# PE Control Systems



## rrui00 (Nov 26, 2011)

Hello, anybody there that has recently gone through the preparation for the PE Control Systems Exam? Any preparation course that can be recommended? books to buy? etc? thanks.


----------



## SneadFrank (Nov 28, 2011)

The output quantity is called the controlled variable and the input quantity is called the input signal. Electrical Control Systems are changing the way companies are doing business with critical automation from PLC programming, industrial automation systems and risk assessment.


----------



## SoClose69 (Dec 22, 2011)

I made a 69 in 2010 with just the ISA workbooks. Passed in 2011 using the webseminars by joining for 100 bucks.


----------



## SoClose69 (Dec 22, 2011)

The guy who does the web seminars is ok and he will email you a good formula page that I used alot.


----------



## SoClose69 (Dec 22, 2011)

I also used the instrument handbooks I got from a coworker


----------



## unjha (Jan 5, 2012)

I took the course offered by ISA. It was conducted by Gerald Wilbanks. It gives you good insight into the exam.
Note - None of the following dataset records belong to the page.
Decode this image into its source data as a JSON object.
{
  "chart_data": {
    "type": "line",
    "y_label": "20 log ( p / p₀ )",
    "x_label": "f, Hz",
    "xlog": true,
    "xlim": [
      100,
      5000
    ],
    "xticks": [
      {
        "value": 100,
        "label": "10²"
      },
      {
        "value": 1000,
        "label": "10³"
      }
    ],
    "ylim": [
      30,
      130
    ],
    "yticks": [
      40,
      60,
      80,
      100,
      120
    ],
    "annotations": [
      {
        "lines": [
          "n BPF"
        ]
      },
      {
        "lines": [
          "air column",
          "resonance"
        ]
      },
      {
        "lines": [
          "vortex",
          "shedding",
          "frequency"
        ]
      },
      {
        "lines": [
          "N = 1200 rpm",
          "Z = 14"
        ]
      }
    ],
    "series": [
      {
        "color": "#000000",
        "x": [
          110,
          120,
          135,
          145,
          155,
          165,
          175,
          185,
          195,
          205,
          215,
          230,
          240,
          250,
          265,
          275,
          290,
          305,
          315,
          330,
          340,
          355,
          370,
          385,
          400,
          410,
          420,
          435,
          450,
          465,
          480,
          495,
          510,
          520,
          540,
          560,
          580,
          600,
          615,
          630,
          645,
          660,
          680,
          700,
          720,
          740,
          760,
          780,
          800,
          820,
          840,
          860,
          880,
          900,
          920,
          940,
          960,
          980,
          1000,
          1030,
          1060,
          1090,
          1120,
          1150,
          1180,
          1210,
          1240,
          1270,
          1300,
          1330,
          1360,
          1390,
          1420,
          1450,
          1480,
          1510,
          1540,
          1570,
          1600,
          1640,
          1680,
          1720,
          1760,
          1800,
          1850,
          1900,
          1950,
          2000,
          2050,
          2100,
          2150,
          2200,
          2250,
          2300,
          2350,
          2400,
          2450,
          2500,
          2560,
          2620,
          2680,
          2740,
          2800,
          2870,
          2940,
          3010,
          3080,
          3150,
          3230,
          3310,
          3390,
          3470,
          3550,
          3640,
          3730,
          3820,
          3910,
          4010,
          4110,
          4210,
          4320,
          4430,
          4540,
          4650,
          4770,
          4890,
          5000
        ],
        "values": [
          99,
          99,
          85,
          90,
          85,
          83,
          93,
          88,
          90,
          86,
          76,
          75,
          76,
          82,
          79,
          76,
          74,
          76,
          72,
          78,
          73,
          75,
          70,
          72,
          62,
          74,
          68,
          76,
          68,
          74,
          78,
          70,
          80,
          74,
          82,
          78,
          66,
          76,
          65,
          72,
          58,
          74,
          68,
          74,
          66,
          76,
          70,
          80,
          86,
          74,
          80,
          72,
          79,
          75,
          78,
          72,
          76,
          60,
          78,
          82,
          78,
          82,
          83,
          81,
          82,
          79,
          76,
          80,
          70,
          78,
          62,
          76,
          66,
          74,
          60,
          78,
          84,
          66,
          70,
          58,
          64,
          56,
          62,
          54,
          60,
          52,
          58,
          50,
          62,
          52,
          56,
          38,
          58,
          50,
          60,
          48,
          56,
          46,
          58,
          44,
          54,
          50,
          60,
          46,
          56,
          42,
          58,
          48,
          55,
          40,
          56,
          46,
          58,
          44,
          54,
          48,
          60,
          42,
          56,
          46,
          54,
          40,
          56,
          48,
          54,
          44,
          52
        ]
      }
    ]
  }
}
PS - I passed the exam in Oct 2011


----------



## mevans154 (Jan 10, 2012)

unjha said:


> I took the course offered by ISA. It was conducted by Gerald Wilbanks. It gives you good insight into the exam.
> 
> PS - I passed the exam in Oct 2011



I took the ISA class as well. I passed the CSE on the first attempt!!!!


----------



## rrui00 (Jan 18, 2012)

Did you guys take the 3 day course from ISA? or other classes from ISA.


----------



## Sonijp (Jul 7, 2012)

Did anyone take the class from the ISA?

And is the pre-recorded seminar from ISA (6 web seminars of 1hr and 30mins each) same as the course offered by ISA?


----------



## rrui00 (Jul 15, 2012)

I just took the 3 day course, and it covers basically the same topics as the 6 web seminars, the only difference is that in the 3 day course you can ask all the questions you need to the instructor, which I found it very beneficial.


----------